Help!?

losing_it

New member
I'm new to this forum so I don't really know where to start. I'm only two weeks into my weight loss and already feeling frustrated.

The first week I cut my calorie intake to below 1,400. I lost about 12.5 lbs and knew my weight loss would slow down after my first week.

Now this week I'm still cutting to under 1,400 and working out on the treadmill usually 45 mins-1 hr everyday and I have not lost A pound. I usually burn about 200-300 calories/per day.

I'm thinking I'm not eating enough and maybe going into hoard mode? I'm not sure and I need some advice from some people who've got experience with this. I'm currently 247.5 pounds(yikes!)...what should I be eating in calories?

Any other tips?
 
I am not very good on advice... but I would suggest starting a Weight Loss Diary. It is a good way to get encouragement and advice.
 
Try not to be discouraged by the scale not moving this week. You did really amazing your first week and maybe your body is just trying to catch up. Are you drinking your 8 glasses of water a day? Being dehydrated can really derail your weightloss. Also, like Heidi said, keep a food diary and write down everything that goes into your mouth; food, drinks, gum, everything!!! It can be quite a surprise to really see in black and white everything that you consume during the day. I keep a note book in my purse so that I can jot everything down as i eat it and then transfer the info into my regular food diary at home each night while I am making dinner - that way if I had a cookie or something during the day at work I can adjust my dinner to make sure I dont end up over eating.

On a different note - I find that whenever I start trying to lose some weight, if I start working out at the same time I end up not losing any weight and end up getting discouraged and giving up. This time around I started with my eating first and then added in the exercise later on. I dont really know why this happens to me but the theory that I have heard the most is cuz when you start exercising you will gain muscle and muscle weighs more than fat. So even tho the number on the scale may not be going down it doesnt mean that you arent losing any fat!!! Maybe try taking your measurements and see if they are getting smaller even tho weight isnt coming off.

Sorry for rambleing, but you did soooo great your first week it would be a shame for you to get discouraged and give up now.
 
Thank you for the support! I am actually getting my 8 glasses of water everyday- usually even more. I haven't really wanted to take my measurements yet because I don't really want to know.

Next week I'm going to weigh in on Monday and then have somebody hide the scale for another week. I tend to weigh myself 4-5 times daily and I get discouraged. I really want to keep up with this, too. :p
 
I'm thinking I'm not eating enough and maybe going into hoard mode?


You hit the nail on the head. Google "Harris Benedict" - that will let you know where your caloric intake needs to be. You won't be doing yourself any favors by eating too little.

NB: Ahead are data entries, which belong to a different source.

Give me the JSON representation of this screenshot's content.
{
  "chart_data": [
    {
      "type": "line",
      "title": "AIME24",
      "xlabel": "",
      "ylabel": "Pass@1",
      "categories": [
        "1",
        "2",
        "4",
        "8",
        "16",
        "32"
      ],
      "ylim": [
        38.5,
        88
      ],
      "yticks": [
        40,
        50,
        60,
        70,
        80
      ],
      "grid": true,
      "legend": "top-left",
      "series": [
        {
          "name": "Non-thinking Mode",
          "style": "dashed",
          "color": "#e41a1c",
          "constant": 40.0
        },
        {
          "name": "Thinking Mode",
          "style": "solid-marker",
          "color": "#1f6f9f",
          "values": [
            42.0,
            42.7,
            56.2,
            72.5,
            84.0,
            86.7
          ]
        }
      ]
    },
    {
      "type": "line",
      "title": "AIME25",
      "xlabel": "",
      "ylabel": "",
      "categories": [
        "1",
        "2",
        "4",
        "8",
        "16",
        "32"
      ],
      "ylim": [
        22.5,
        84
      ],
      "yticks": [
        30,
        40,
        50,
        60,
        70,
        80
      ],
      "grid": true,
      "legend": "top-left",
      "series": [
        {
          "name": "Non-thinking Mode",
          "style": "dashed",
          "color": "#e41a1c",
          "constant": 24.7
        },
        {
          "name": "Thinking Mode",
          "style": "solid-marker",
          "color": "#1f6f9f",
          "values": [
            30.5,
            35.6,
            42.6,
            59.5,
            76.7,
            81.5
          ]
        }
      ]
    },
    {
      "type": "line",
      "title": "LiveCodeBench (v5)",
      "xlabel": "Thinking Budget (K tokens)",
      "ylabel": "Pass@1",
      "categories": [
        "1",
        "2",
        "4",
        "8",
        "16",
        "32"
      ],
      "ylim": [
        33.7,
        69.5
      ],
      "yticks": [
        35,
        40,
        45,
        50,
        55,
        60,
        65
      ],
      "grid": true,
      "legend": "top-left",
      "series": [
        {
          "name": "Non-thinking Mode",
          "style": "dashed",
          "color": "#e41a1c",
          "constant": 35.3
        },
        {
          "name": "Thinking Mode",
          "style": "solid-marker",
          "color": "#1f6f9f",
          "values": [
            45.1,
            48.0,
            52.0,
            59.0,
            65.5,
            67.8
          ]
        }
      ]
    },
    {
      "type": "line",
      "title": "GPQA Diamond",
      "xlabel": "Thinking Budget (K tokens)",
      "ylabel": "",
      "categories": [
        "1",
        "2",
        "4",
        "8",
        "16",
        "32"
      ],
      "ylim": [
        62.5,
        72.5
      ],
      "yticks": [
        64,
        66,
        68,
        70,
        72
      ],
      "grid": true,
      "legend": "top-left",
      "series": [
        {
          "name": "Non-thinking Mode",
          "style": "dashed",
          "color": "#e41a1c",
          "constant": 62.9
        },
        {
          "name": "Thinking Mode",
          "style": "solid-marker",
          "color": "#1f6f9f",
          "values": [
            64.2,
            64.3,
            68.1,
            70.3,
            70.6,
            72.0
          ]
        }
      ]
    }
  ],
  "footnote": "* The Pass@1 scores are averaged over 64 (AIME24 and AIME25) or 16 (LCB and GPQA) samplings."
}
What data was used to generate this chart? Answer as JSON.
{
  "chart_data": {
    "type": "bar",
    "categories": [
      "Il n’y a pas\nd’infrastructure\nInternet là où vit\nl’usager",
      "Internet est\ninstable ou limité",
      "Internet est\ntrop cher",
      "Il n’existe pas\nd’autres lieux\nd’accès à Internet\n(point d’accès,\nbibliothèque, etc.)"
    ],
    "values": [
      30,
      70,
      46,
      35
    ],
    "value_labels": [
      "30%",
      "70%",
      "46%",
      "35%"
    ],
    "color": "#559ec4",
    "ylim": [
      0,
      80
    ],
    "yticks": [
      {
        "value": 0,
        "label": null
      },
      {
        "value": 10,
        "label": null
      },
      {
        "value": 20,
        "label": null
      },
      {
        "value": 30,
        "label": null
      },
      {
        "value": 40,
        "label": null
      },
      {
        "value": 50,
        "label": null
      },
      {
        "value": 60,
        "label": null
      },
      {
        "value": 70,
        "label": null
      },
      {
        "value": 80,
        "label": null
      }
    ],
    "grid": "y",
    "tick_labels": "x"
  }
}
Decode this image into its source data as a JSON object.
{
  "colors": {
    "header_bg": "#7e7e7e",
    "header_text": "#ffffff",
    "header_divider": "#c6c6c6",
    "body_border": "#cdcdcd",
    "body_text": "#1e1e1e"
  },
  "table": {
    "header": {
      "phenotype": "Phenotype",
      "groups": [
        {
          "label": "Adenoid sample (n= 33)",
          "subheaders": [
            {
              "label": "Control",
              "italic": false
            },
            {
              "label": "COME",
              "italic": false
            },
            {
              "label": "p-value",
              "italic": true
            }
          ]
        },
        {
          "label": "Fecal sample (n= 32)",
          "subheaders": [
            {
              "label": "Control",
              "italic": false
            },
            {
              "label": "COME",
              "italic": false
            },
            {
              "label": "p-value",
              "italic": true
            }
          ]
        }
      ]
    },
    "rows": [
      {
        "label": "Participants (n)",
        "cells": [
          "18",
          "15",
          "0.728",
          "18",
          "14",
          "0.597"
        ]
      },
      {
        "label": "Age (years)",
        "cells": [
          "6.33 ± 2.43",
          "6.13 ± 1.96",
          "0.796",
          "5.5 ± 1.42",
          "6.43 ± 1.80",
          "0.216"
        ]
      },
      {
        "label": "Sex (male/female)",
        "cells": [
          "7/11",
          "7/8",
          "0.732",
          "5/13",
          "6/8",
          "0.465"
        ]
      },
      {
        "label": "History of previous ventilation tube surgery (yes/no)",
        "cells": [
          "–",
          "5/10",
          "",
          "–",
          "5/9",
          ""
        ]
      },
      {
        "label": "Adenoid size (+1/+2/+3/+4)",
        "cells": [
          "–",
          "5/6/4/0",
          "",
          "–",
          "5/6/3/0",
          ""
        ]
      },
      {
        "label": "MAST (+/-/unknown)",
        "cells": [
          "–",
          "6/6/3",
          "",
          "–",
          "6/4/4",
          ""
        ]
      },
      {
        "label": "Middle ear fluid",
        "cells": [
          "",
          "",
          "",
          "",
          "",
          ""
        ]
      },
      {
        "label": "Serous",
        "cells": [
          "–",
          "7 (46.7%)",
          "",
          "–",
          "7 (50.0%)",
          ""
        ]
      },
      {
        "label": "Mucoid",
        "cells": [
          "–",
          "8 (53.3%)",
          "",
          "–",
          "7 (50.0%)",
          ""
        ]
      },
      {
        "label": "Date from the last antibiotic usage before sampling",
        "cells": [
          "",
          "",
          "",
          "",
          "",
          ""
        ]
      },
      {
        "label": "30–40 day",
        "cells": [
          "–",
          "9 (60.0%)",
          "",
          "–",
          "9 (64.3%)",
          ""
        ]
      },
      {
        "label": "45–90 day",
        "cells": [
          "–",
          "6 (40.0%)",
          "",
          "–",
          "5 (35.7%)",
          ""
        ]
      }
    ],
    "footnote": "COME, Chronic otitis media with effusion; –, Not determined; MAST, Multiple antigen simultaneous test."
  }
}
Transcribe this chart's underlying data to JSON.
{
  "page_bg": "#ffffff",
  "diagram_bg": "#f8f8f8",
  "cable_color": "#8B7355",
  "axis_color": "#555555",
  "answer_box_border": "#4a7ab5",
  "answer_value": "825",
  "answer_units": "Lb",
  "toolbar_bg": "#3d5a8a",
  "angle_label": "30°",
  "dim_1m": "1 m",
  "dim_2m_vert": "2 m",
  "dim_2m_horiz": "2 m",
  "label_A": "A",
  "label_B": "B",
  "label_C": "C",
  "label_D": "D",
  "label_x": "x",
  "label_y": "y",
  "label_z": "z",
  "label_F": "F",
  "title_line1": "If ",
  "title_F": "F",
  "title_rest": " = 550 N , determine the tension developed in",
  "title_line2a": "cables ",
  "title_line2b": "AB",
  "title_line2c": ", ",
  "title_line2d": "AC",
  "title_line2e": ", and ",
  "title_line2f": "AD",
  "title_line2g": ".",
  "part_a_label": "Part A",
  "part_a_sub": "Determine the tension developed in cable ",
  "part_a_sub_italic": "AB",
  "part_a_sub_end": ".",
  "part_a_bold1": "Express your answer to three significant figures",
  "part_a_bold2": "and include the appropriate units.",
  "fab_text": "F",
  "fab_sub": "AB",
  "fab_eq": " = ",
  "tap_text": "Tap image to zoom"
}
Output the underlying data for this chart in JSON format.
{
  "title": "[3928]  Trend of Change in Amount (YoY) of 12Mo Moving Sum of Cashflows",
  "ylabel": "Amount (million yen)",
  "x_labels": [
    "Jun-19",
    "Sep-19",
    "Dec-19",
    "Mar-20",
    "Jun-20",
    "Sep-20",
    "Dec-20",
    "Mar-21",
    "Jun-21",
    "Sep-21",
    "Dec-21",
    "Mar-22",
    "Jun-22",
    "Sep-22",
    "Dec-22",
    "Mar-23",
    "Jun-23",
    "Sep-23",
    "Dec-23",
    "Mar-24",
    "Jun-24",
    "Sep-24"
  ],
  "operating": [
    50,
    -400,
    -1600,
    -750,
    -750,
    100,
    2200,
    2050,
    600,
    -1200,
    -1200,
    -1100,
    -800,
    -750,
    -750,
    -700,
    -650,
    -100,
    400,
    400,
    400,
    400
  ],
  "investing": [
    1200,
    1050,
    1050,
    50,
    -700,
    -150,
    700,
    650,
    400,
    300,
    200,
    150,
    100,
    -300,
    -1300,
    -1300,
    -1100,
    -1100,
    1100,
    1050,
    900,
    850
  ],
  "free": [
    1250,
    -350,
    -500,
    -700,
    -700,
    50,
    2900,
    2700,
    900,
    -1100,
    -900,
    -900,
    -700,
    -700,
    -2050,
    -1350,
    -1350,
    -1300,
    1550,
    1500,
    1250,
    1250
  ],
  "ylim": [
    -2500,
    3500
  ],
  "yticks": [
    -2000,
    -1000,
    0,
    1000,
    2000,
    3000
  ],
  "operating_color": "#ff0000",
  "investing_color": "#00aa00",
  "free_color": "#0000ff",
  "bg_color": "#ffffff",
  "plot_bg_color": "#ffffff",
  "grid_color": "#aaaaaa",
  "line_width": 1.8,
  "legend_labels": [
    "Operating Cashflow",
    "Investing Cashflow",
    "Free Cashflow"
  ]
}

Also, in spite of what all the infomercials have been trying to convince us, you should only lose 1-2 pounds a week (maybe slightly more if you are really overweight). Anything more than that will NOT be fat loss, but water and most likely muscle (which is bad).
 
Hi there! Your calories seem quite low! Like deschain said, You won't be doing yourself any favors by eating too little.

< try this site, (it's 100% free) Put in your weight & height & goals and it will calculate the range for you. They also have great tools to get you started.

The best advice I can give you is trial an error. Don't get discouraged. It's a long process that can be frustrating & overwhelming at times but if you stick with it you'll get the results. Good Luck! :D
 
another thing that may seem intimindating and you may want to wait until starting this (but it an important part of your work out) is to strength train. THe more muscle you have in your body the higher your metabolism will be (burning more calories doing nothing!). NOt to mention you feel so great and strong after lifting weights.
Another tip that i've got is try to eat every 2 to 3 hours to keep your metabolism up. have breakfast, maybe an apple or a yogert for a mid morning snack, lunch, then a mid afternoon snack of carrotts maybe and then dinner. When you eat often it keeps your blood sugar from spiking, making it so that you don't bing later and it also keeps your metabolism up.